To be sure, the water will not be suitable for crops where it directly touches the part to be consumed, but is fine once filtered through roots, branches, etc., of for example fruit trees. The idea is being championed by independent parliamentarian and coalition member Maurice Lake, who chairs the legislative VROMI Committee.

Several stakeholders in the vicinity like Seaside Nature Park and Indigo Bay are already on board. The intention is to work closely with them and help ensure the venture’s success.

VROMI Ministry Head of Maintenance Claudius Buncamper confirmed the news. He said initially there had been some reluctance about using processed wastewater to grow food, but experts had explained that there is absolutely no health risk if done correctly.

Bret Mucklow of Coldwell Banker, who works with Indigo, also said the plans fitted in well with the envisioned development of the greenery, including natural pools in the area.

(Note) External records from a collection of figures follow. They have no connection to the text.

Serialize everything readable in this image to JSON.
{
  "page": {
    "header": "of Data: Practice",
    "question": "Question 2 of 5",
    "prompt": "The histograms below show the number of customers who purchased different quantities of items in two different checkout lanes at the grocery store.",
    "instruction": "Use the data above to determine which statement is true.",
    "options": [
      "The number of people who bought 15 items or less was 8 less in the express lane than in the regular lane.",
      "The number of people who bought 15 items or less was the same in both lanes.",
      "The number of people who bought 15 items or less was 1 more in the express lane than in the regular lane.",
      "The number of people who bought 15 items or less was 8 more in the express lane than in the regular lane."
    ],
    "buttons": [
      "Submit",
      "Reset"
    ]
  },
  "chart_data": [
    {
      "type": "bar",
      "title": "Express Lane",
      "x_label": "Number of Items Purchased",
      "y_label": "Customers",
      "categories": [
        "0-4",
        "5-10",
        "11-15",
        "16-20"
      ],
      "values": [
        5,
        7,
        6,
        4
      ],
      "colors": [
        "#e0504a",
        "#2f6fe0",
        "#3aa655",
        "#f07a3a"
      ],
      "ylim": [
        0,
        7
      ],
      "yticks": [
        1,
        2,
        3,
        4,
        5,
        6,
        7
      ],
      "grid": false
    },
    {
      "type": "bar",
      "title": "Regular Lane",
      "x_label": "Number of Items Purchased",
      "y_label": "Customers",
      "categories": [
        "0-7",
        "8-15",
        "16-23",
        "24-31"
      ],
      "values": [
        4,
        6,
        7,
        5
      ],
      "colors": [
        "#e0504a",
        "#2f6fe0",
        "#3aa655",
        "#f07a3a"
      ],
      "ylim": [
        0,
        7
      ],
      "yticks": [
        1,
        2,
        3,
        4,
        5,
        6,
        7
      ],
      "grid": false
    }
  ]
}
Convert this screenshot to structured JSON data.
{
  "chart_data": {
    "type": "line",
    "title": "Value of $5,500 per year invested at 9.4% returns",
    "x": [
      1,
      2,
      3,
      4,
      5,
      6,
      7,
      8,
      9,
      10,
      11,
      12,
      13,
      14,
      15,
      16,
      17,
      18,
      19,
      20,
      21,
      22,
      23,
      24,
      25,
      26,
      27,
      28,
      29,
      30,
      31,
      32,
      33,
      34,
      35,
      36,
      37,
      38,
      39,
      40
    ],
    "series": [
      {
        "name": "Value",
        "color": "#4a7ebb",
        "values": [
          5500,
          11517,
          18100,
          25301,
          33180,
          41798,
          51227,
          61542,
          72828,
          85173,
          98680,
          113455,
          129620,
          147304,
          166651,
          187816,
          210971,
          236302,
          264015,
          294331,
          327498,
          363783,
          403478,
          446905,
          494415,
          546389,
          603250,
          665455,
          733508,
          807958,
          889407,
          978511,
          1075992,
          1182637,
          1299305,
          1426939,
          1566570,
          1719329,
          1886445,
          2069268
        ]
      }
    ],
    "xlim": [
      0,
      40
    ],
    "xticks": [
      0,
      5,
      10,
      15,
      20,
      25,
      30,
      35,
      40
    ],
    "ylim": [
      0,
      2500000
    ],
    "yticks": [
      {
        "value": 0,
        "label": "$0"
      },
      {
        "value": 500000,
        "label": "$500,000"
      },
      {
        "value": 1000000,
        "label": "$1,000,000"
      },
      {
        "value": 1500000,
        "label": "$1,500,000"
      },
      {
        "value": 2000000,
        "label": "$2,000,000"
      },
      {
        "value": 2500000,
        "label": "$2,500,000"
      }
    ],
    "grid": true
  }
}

Roderick Halley of Seaside Nature Park said he had been sceptical at first, also because of the need to protect horses and other animals there from drinking any possibly contaminated water, but his concerns had been addressed adequately. He too saw the long-term benefits and agreed to give his full cooperation.

However, tour bus operators and taxi drivers who often bring visitors to the spot because of its views, as well as local nature lovers, have organised a first “honk and flash your lights if you disagree” all-day protest, whereby a special camera will make a recording of those taking part so it can be presented later as proof that many oppose this new plan.